[英]Extracting next rows in Pandas Dataframe based on column values
Suppose I have the following Dataframe假设我有以下 Dataframe
final raw act wc Start Finish
abc xyz 30 M5 17-01-2022 06:00 14-07-2031 02:36
abc xyz 40 F4 17-01-2022 06:00 14-07-2031 02:36
abc xyz 50 F6 17-01-2022 06:00 14-07-2031 02:36
abc xyz 60 F8 17-01-2022 06:00 14-07-2031 02:36
abc pqr 40 M14S 17-01-2022 06:00 18-01-2026 17:21
abc pqr 50 M12 17-01-2022 06:00 18-01-2026 17:21
abc pqr 60 M14S 17-01-2022 06:00 18-01-2026 17:21
abc pqr 20 F3 17-01-2022 06:00 14-07-2031 02:36
abc pqr 40 F4 17-01-2022 06:00 14-07-2031 02:36
abc pqr 50 F6 17-01-2022 06:00 14-07-2031 02:36
I would like to take the two rows from here, one is我想从这里取两行,一是
abc xyz 50 F6 17-01-2022 06:00 14-07-2031 02:36
another one is另一个是
abc pqr 50 F6 17-01-2022 06:00 14-07-2031 02:36
The logic would be that for each raw , pick up the next row where wc is either F3, F4 and the act is maximum.逻辑是,对于每个raw ,选择wc为F3、F4且行为最大的下一行。 Here for xyz , F4 is there, so the next row also for pqr , both F3, F4 are there but maximum act is 40.在这里xyz , F4在那里,所以下一行也是pqr , F3, F4都在那里,但最大行为是 40。
I did it using pd.shift()
我使用pd.shift()
dft = dfUno.loc[dfUno['wc'].shift().eq('F4')]
But I would like to see it in a more generic way, may be extracting using iterrows()
.但我想以更通用的方式查看它,可能是使用iterrows()
进行提取。 Like, my code is only true for F4 .就像,我的代码仅适用于F4 。 I want to extract the dataframe used for above F4/ F3 also.我也想提取用于上述F4/F3的 dataframe。
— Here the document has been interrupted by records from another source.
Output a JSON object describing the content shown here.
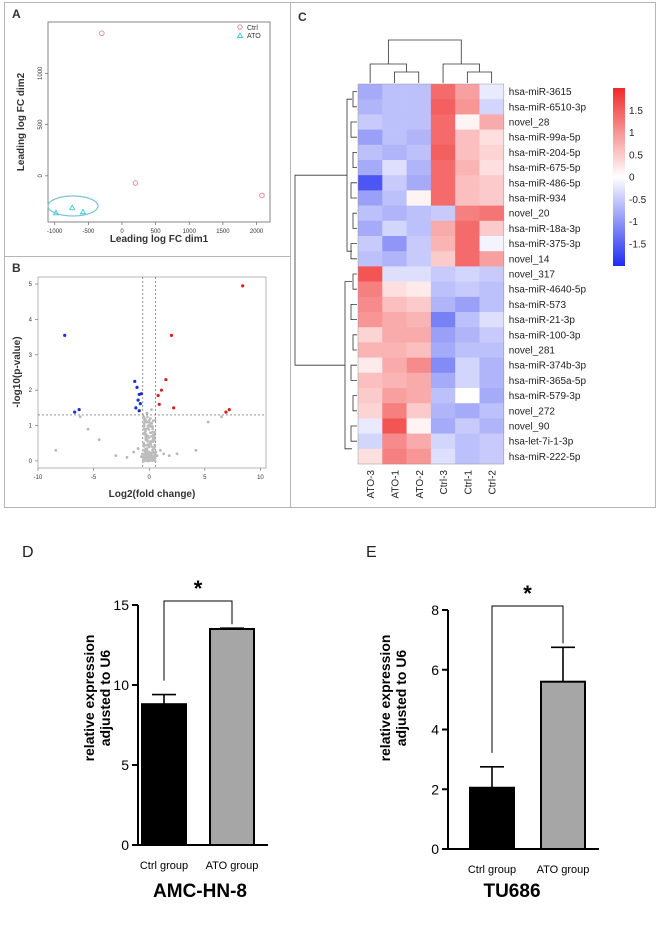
{
  "panels": {
    "a": {
      "letter": "A"
    },
    "b": {
      "letter": "B"
    },
    "c": {
      "letter": "C"
    },
    "d": {
      "letter": "D"
    },
    "e": {
      "letter": "E"
    }
  },
  "chart_data": [
    {
      "panel": "A",
      "type": "scatter",
      "title": "",
      "xlabel": "Leading log FC dim1",
      "ylabel": "Leading log FC dim2",
      "xlim": [
        -1100,
        2200
      ],
      "ylim": [
        -450,
        1500
      ],
      "xticks": [
        "-1000",
        "-500",
        "0",
        "500",
        "1000",
        "1500",
        "2000"
      ],
      "yticks": [
        "0",
        "500",
        "1000"
      ],
      "legend": [
        "Ctrl",
        "ATO"
      ],
      "series": [
        {
          "name": "Ctrl",
          "color": "#e8828c",
          "points": [
            [
              -300,
              1390
            ],
            [
              200,
              -70
            ],
            [
              2080,
              -190
            ]
          ]
        },
        {
          "name": "ATO",
          "color": "#3cc8d2",
          "points": [
            [
              -980,
              -360
            ],
            [
              -740,
              -310
            ],
            [
              -580,
              -350
            ]
          ]
        }
      ]
    },
    {
      "panel": "B",
      "type": "scatter",
      "xlabel": "Log2(fold change)",
      "ylabel": "-log10(p-value)",
      "xlim": [
        -10,
        10.5
      ],
      "ylim": [
        -0.2,
        5.2
      ],
      "xticks": [
        "-10",
        "-5",
        "0",
        "5",
        "10"
      ],
      "yticks": [
        "0",
        "1",
        "2",
        "3",
        "4",
        "5"
      ],
      "threshold_x": [
        -0.58,
        0.58
      ],
      "threshold_y": 1.3,
      "series": [
        {
          "name": "down",
          "color": "#1d2fd1",
          "points": [
            [
              -7.6,
              3.55
            ],
            [
              -6.3,
              1.45
            ],
            [
              -6.7,
              1.38
            ],
            [
              -1.3,
              2.25
            ],
            [
              -1.1,
              2.08
            ],
            [
              -0.9,
              1.88
            ],
            [
              -1.0,
              1.72
            ],
            [
              -0.8,
              1.62
            ],
            [
              -1.2,
              1.5
            ],
            [
              -0.7,
              1.9
            ],
            [
              -0.9,
              1.42
            ]
          ]
        },
        {
          "name": "up",
          "color": "#e11f1f",
          "points": [
            [
              8.4,
              4.95
            ],
            [
              2.0,
              3.55
            ],
            [
              1.5,
              2.3
            ],
            [
              1.1,
              2.0
            ],
            [
              0.9,
              1.6
            ],
            [
              2.2,
              1.5
            ],
            [
              0.8,
              1.85
            ],
            [
              7.2,
              1.45
            ],
            [
              6.9,
              1.38
            ]
          ]
        },
        {
          "name": "ns",
          "color": "#b8b8b8",
          "points": [
            [
              0.1,
              1.2
            ],
            [
              -0.2,
              1.1
            ],
            [
              0.3,
              0.95
            ],
            [
              -0.4,
              0.9
            ],
            [
              0.2,
              0.8
            ],
            [
              -0.1,
              0.7
            ],
            [
              0.4,
              0.65
            ],
            [
              -0.3,
              0.6
            ],
            [
              0.1,
              0.55
            ],
            [
              -0.5,
              0.5
            ],
            [
              0.5,
              0.45
            ],
            [
              0.0,
              0.4
            ],
            [
              -0.2,
              0.35
            ],
            [
              0.3,
              0.3
            ],
            [
              -0.4,
              0.28
            ],
            [
              0.2,
              0.22
            ],
            [
              -0.1,
              0.18
            ],
            [
              0.1,
              0.12
            ],
            [
              -0.3,
              0.1
            ],
            [
              0.4,
              0.08
            ],
            [
              0.0,
              0.05
            ],
            [
              -0.6,
              0.2
            ],
            [
              0.6,
              0.25
            ],
            [
              0.7,
              0.15
            ],
            [
              -0.7,
              0.12
            ],
            [
              1.0,
              0.3
            ],
            [
              -1.0,
              0.35
            ],
            [
              1.3,
              0.2
            ],
            [
              -1.4,
              0.25
            ],
            [
              1.8,
              0.15
            ],
            [
              -2.0,
              0.1
            ],
            [
              2.5,
              0.2
            ],
            [
              -3.0,
              0.15
            ],
            [
              -4.5,
              0.6
            ],
            [
              -5.5,
              0.9
            ],
            [
              -6.2,
              1.25
            ],
            [
              -8.4,
              0.3
            ],
            [
              4.2,
              0.3
            ],
            [
              5.3,
              1.1
            ],
            [
              6.5,
              1.25
            ],
            [
              -0.2,
              1.35
            ],
            [
              0.2,
              1.45
            ],
            [
              -0.5,
              1.25
            ],
            [
              0.5,
              1.15
            ],
            [
              -0.3,
              0.75
            ],
            [
              0.35,
              0.55
            ],
            [
              -0.15,
              0.45
            ],
            [
              0.15,
              0.98
            ],
            [
              -0.45,
              1.05
            ],
            [
              0.45,
              0.72
            ]
          ]
        }
      ]
    },
    {
      "panel": "C",
      "type": "heatmap",
      "columns": [
        "ATO-3",
        "ATO-1",
        "ATO-2",
        "Ctrl-3",
        "Ctrl-1",
        "Ctrl-2"
      ],
      "rows": [
        "hsa-miR-3615",
        "hsa-miR-6510-3p",
        "novel_28",
        "hsa-miR-99a-5p",
        "hsa-miR-204-5p",
        "hsa-miR-675-5p",
        "hsa-miR-486-5p",
        "hsa-miR-934",
        "novel_20",
        "hsa-miR-18a-3p",
        "hsa-miR-375-3p",
        "novel_14",
        "novel_317",
        "hsa-miR-4640-5p",
        "hsa-miR-573",
        "hsa-miR-21-3p",
        "hsa-miR-100-3p",
        "novel_281",
        "hsa-miR-374b-3p",
        "hsa-miR-365a-5p",
        "hsa-miR-579-3p",
        "novel_272",
        "novel_90",
        "hsa-let-7i-1-3p",
        "hsa-miR-222-5p"
      ],
      "values": [
        [
          -0.8,
          -0.6,
          -0.6,
          1.4,
          0.9,
          -0.2
        ],
        [
          -0.7,
          -0.6,
          -0.6,
          1.5,
          1.0,
          -0.4
        ],
        [
          -0.5,
          -0.6,
          -0.6,
          1.4,
          0.1,
          0.8
        ],
        [
          -0.9,
          -0.6,
          -0.7,
          1.4,
          0.6,
          0.3
        ],
        [
          -0.6,
          -0.7,
          -0.6,
          1.5,
          0.6,
          0.4
        ],
        [
          -0.8,
          -0.3,
          -0.7,
          1.4,
          0.7,
          0.3
        ],
        [
          -1.6,
          -0.5,
          -0.8,
          1.4,
          0.6,
          0.5
        ],
        [
          -0.9,
          -0.6,
          0.1,
          1.4,
          0.6,
          0.5
        ],
        [
          -0.6,
          -0.7,
          -0.6,
          -0.5,
          1.2,
          1.3
        ],
        [
          -0.8,
          -0.4,
          -0.6,
          0.8,
          1.4,
          0.5
        ],
        [
          -0.5,
          -1.0,
          -0.5,
          0.7,
          1.4,
          -0.1
        ],
        [
          -0.6,
          -0.7,
          -0.5,
          0.5,
          1.4,
          0.9
        ],
        [
          1.6,
          -0.3,
          -0.3,
          -0.5,
          -0.4,
          -0.5
        ],
        [
          1.2,
          0.3,
          0.2,
          -0.6,
          -0.5,
          -0.6
        ],
        [
          1.1,
          0.6,
          0.5,
          -0.7,
          -0.9,
          -0.6
        ],
        [
          1.0,
          0.8,
          0.7,
          -1.2,
          -0.6,
          -0.3
        ],
        [
          0.4,
          0.8,
          0.8,
          -0.9,
          -0.7,
          -0.5
        ],
        [
          0.7,
          0.7,
          0.6,
          -0.8,
          -0.6,
          -0.6
        ],
        [
          0.2,
          0.8,
          1.1,
          -1.1,
          -0.4,
          -0.7
        ],
        [
          0.6,
          0.7,
          0.8,
          -0.8,
          -0.4,
          -0.7
        ],
        [
          0.5,
          0.9,
          0.8,
          -0.6,
          0.0,
          -0.8
        ],
        [
          0.4,
          1.2,
          0.5,
          -0.7,
          -0.8,
          -0.6
        ],
        [
          -0.2,
          1.6,
          0.1,
          -0.8,
          -0.5,
          -0.7
        ],
        [
          -0.4,
          1.1,
          0.8,
          -0.4,
          -0.6,
          -0.5
        ],
        [
          0.3,
          1.2,
          1.0,
          -0.3,
          -0.6,
          -0.5
        ]
      ],
      "scale": {
        "min": -2,
        "max": 2,
        "ticks": [
          "1.5",
          "1",
          "0.5",
          "0",
          "-0.5",
          "-1",
          "-1.5"
        ],
        "low_color": "#1e2cf0",
        "mid_color": "#ffffff",
        "high_color": "#f02a2a"
      }
    },
    {
      "panel": "D",
      "type": "bar",
      "categories": [
        "Ctrl group",
        "ATO group"
      ],
      "values": [
        8.8,
        13.5
      ],
      "errors": [
        0.6,
        0.05
      ],
      "colors": [
        "#000000",
        "#a6a6a6"
      ],
      "ylabel": "relative expression adjusted to U6",
      "ylabel_lines": [
        "relative expression",
        "adjusted to U6"
      ],
      "ylim": [
        0,
        15
      ],
      "yticks": [
        "0",
        "5",
        "10",
        "15"
      ],
      "significance": "*",
      "title": "AMC-HN-8"
    },
    {
      "panel": "E",
      "type": "bar",
      "categories": [
        "Ctrl group",
        "ATO group"
      ],
      "values": [
        2.05,
        5.6
      ],
      "errors": [
        0.7,
        1.15
      ],
      "colors": [
        "#000000",
        "#a6a6a6"
      ],
      "ylabel": "relative expression adjusted to U6",
      "ylabel_lines": [
        "relative expression",
        "adjusted to U6"
      ],
      "ylim": [
        0,
        8
      ],
      "yticks": [
        "0",
        "2",
        "4",
        "6",
        "8"
      ],
      "significance": "*",
      "title": "TU686"
    }
  ]
}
Expected outcome for this:对此的预期结果:
final raw act wc Start Finish
abc xyz 30 M5 17-01-2022 06:00 14-07-2031 02:36
abc xyz 40 F4 17-01-2022 06:00 14-07-2031 02:36
abc pqr 40 M14S 17-01-2022 06:00 18-01-2026 17:21
abc pqr 50 M12 17-01-2022 06:00 18-01-2026 17:21
abc pqr 60 M14S 17-01-2022 06:00 18-01-2026 17:21
abc pqr 20 F3 17-01-2022 06:00 14-07-2031 02:36
abc pqr 40 F4 17-01-2022 06:00 14-07-2031 02:36
pls suggest something, how to do it.请提出一些建议,如何去做。
You can first subset the frame to only have rows with wc
equal to "F3"
or "F4"
.您可以首先对框架进行子集化,使其仅具有wc
等于"F3"
或"F4"
的行。 Then group by the raw
column to see which index per group gives a maximum act
.然后按raw
列分组以查看每组的哪个索引给出了最大act
。 Then index the original frame with them:然后用它们索引原始帧:
>>> df.loc[df[df.wc.isin(["F3", "F4"])].groupby("raw", sort=False).act.idxmax()]
final raw act wc Start Finish
1 abc xyz 40 F4 17-01-2022 06:00 14-07-2031 02:36
8 abc pqr 40 F4 17-01-2022 06:00 14-07-2031 02:36
ie, IE,
>>> df.wc.isin(["F3", "F4"])
0 False
1 True
2 False
3 False
4 False
5 False
6 False
7 True
8 True
9 False
Name: wc, dtype: bool
>>> subset = df[df.wc.isin(["F3", "F4"])]
>>> subset
final raw act wc Start Finish
1 abc xyz 40 F4 17-01-2022 06:00 14-07-2031 02:36
7 abc pqr 20 F3 17-01-2022 06:00 14-07-2031 02:36
8 abc pqr 40 F4 17-01-2022 06:00 14-07-2031 02:36
>>> idxmax_act_per_raw = subset.groupby("raw", sort=False).act.idxmax()
>>> idxmax_act_per_raw
raw
xyz 1
pqr 8
Name: act, dtype: int64
>>> df.loc[idxmax_act_per_raw]
final raw act wc Start Finish
1 abc xyz 40 F4 17-01-2022 06:00 14-07-2031 02:36
8 abc pqr 40 F4 17-01-2022 06:00 14-07-2031 02:36
(The sort=False
of groupby
assures raw
isn't sorted whilst grouping, otherwise we'd get the row with "pqr"
first at the end since "pqr" < "xyz"
.) ( groupby
的sort=False
确保raw
在分组时不排序,否则我们会在最后得到带有"pqr"
的行,因为"pqr" < "xyz"
。)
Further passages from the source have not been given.